Безрукий опустил кружку на стол, облизал с губ пену и посмотрел на приятеля веселыми, живыми глазами.
— Ну вот… дымит, стало быть, наш «Ослябя» изо всех сил, палуба и все надстройки на нем мелкой дрожью дрожат. Я на марсе дозорным, мне сверху — как на ладошке. С одной стороны — «Александр Третий», а чуть зюйд-вестее — «Бородино». На всех лошадиных силах прём… А япошки ближе да ближе…
И, снова жадно выпив несколько глотков пива, безрукий продолжал, озорно поигрывая глазами:
— Ну, и уж после полудня, что ли, как начал он нас утюжить, вся вода в проливе ровно в котле закипела… И вдруг гляжу: на «Бородине» огонь и дым, горит броненосец, будто костер, будто свечечка пасхальная. И страшно сказать, Иван, этакая-то махина — сколько тысяч тонн стали наипервейшей, будто бы и гореть вовсе нечему, а горит-пылает!
— Ты про себя, Егорка! — попросил Иван.
— Так я же про себя! Гляжу — с правого боку к нам япошка притирается. Бах, бах! Водяные столбы ровно зеленые деревья вокруг «Осляби» встают. Н-да! Первым попаданием нас по юту шарахнуло, будто солнце там вспыхнуло, и гляжу, братцы мои, летят во все стороны люди-человеки вверх тормашками. А по палубе чья-то голова, словно арбуз расколотый, катится.
— Врешь!
— Помереть на месте! Ну, и дальше-то я уж не помню. Очнулся в воде. Видно, вторым взрывом кинуло. А кругом меня головы человечьи — наши матросики плавают, кто в живых остался. Машу я руками, машу изо всех сил, и веришь, Ванюшка, никакой боли не чую, только вода вокруг меня красная. Ну, концы, думаю. А тут рядом комендор Мишин. «Держись, Егорка, кричит, вон миноносик до нас бежит!» А уж мне какой миноносик, я к богу в рай прямиком потопал.
— Ну?
— Вот и «ну»! Мишин меня и выволок, схватил за ворот и берёг, пока «Бравый» не подбежал. Не «Бравый» бы — ни одного в живых не осталось бы, и не пил бы Егор с тобой нонче пиво. Шутка сказать: более тысячи человек команды было, а «Бравый» только сто семьдесят пять живьяком выловил. Ну, а потом… отстрогали мои белы рученьки! И где похоронены, не ведаю. А ты, тетка Фиса, — беспутный!
Безрукий с торжеством осмотрелся и, встретившись глазами с напряженным взглядом Григория, встал, покачиваясь, и подошел. И лицо его, пока он шел эти три-четыре шага, неузнаваемо изменилось, стало жестоким.

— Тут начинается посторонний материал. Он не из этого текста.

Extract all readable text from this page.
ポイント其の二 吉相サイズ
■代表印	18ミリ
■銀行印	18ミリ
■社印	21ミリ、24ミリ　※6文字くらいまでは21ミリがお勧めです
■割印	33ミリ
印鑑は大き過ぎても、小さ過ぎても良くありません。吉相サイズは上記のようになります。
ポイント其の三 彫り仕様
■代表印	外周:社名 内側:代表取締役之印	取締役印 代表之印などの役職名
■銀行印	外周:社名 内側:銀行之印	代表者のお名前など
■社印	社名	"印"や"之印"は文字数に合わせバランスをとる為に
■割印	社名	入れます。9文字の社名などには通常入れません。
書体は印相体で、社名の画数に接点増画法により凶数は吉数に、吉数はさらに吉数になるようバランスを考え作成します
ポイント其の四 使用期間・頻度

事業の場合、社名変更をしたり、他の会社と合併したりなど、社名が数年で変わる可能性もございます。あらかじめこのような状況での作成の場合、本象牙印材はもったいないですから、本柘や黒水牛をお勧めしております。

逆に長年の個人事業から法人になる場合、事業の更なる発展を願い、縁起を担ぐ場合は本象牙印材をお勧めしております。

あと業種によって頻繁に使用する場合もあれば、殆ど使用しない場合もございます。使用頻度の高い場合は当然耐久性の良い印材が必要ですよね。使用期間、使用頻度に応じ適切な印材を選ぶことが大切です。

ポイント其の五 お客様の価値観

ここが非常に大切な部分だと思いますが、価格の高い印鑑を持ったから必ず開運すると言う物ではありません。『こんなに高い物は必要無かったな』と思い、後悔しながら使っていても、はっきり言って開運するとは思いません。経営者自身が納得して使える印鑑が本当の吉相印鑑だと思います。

— Слушаешь, благородие? — внезапно охрипшим голосом спросил он. — Про страдания матросские тебе интересно послушать? Да? Ах ты чиновья гнида! Руки бы мне — я бы тебе враз глотку морским узлом завязал, чтобы не сосала нашу кровь! У-у!

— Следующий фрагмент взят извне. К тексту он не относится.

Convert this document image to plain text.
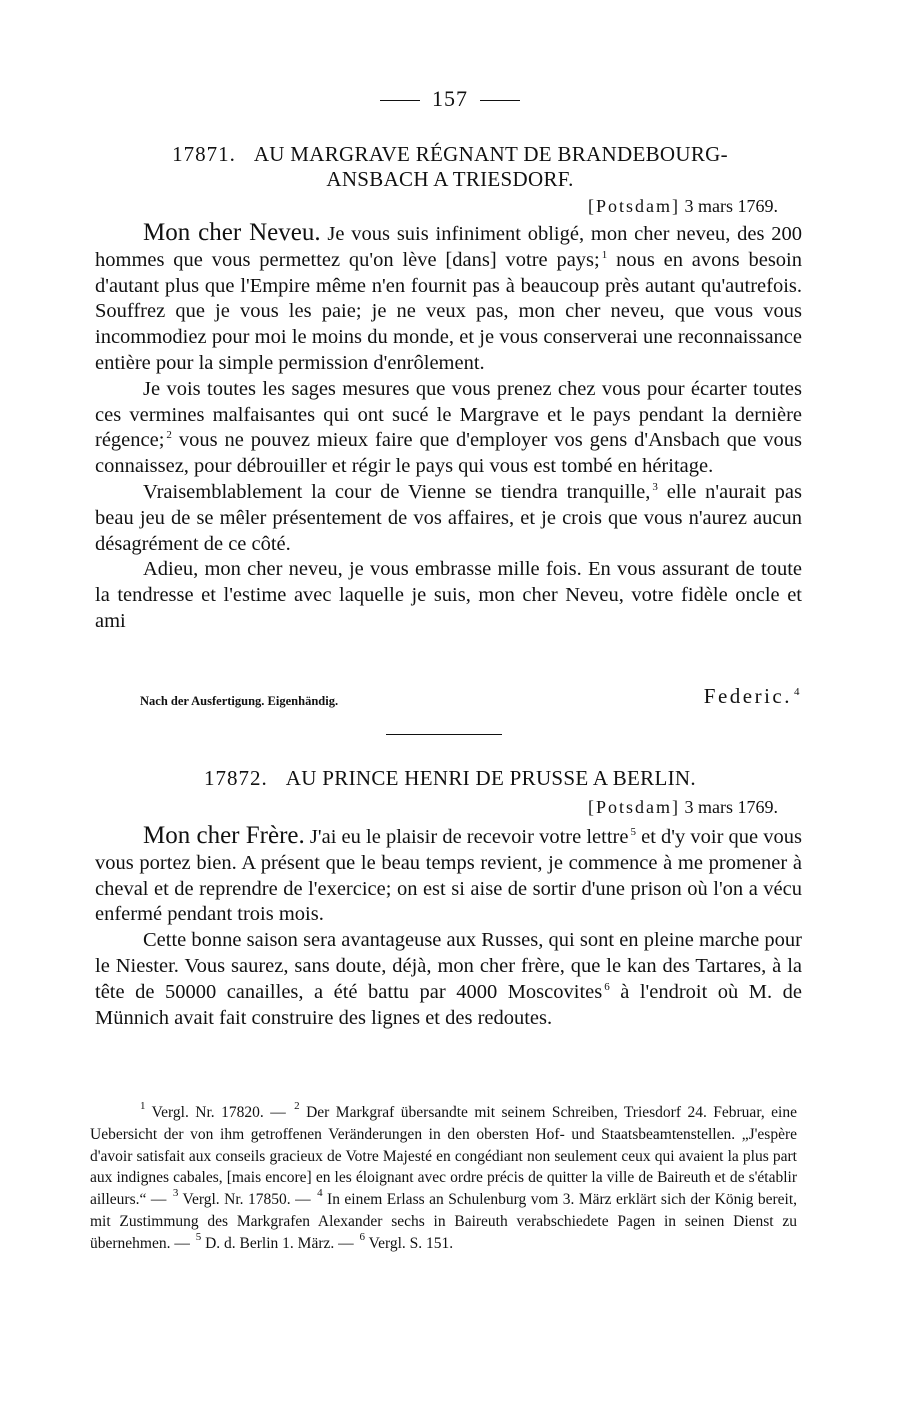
157
17871. AU MARGRAVE RÉGNANT DE BRANDEBOURG-
ANSBACH A TRIESDORF.
[Potsdam] 3 mars 1769.

Mon cher Neveu. Je vous suis infiniment obligé, mon cher neveu, des 200 hommes que vous permettez qu'on lève [dans] votre pays; $^1$ nous en avons besoin d'autant plus que l'Empire même n'en fournit pas à beaucoup près autant qu'autrefois. Souffrez que je vous les paie; je ne veux pas, mon cher neveu, que vous vous incommodiez pour moi le moins du monde, et je vous conserverai une reconnaissance entière pour la simple permission d'enrôlement.

Je vois toutes les sages mesures que vous prenez chez vous pour écarter toutes ces vermines malfaisantes qui ont sucé le Margrave et le pays pendant la dernière régence; $^2$ vous ne pouvez mieux faire que d'employer vos gens d'Ansbach que vous connaissez, pour débrouiller et régir le pays qui vous est tombé en héritage.

Vraisemblablement la cour de Vienne se tiendra tranquille, $^3$ elle n'aurait pas beau jeu de se mêler présentement de vos affaires, et je crois que vous n'aurez aucun désagrément de ce côté.

Adieu, mon cher neveu, je vous embrasse mille fois. En vous assurant de toute la tendresse et l'estime avec laquelle je suis, mon cher Neveu, votre fidèle oncle et ami

Nach der Ausfertigung. Eigenhändig.	Federic. $^4$
17872. AU PRINCE HENRI DE PRUSSE A BERLIN.
[Potsdam] 3 mars 1769.

Mon cher Frère. J'ai eu le plaisir de recevoir votre lettre $^5$ et d'y voir que vous vous portez bien. A présent que le beau temps revient, je commence à me promener à cheval et de reprendre de l'exercice; on est si aise de sortir d'une prison où l'on a vécu enfermé pendant trois mois.

Cette bonne saison sera avantageuse aux Russes, qui sont en pleine marche pour le Niester. Vous saurez, sans doute, déjà, mon cher frère, que le kan des Tartares, à la tête de 50000 canailles, a été battu par 4000 Moscovites $^6$ à l'endroit où M. de Münnich avait fait construire des lignes et des redoutes.

$^1$ Vergl. Nr. 17820. — $^2$ Der Markgraf übersandte mit seinem Schreiben, Triesdorf 24. Februar, eine Uebersicht der von ihm getroffenen Veränderungen in den obersten Hof- und Staatsbeamtenstellen. „J'espère d'avoir satisfait aux conseils gracieux de Votre Majesté en congédiant non seulement ceux qui avaient la plus part aux indignes cabales, [mais encore] en les éloignant avec ordre précis de quitter la ville de Baireuth et de s'établir ailleurs.“ — $^3$ Vergl. Nr. 17850. — $^4$ In einem Erlass an Schulenburg vom 3. März erklärt sich der König bereit, mit Zustimmung des Markgrafen Alexander sechs in Baireuth verabschiedete Pagen in seinen Dienst zu übernehmen. — $^5$ D. d. Berlin 1. März. — $^6$ Vergl. S. 151.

Григорий встал и без страха, но с жалостью и сочувствием смотрел в искаженное ненавистью лицо. Матрос набычился, словно собирался боднуть.
— Вы ошибаетесь, товарищ, — как можно спокойнее и отчетливее сказал Григорий. — Ошибаетесь. Я не чиновник, а студент. Студент. Понимаете? Мы вчера тоже бастовали. За наших депутатов.
— Ты? За большевистских депутатов? — переспросил безрукий, странно обмякнув и опуская напряженные для удара культяпки.
— Да.
— Ну, тогда айда вместе пиво пить. Тогда поверю. Айда!
И через полчаса безрукий матрос с «Осляби» уже плакал, пьяно тычась лицом в плечо Григория.
— А все равно — все вы шкуры! Вас только помани — вы простой народ враз продаете… за тридцать сребреников. Иуды!
— Не болтай, Егорка, — останавливал его рыжебородый, успокоительно подмигивая Григорию. — Студенты — они против буржуев и помещиков. Это уж верно! Давай-ка еще пива, Егорище, глотнем, да мы со студентиком к дому тебя отбуксируем, а то будешь дрейфовать, пока в околоток не угодишь.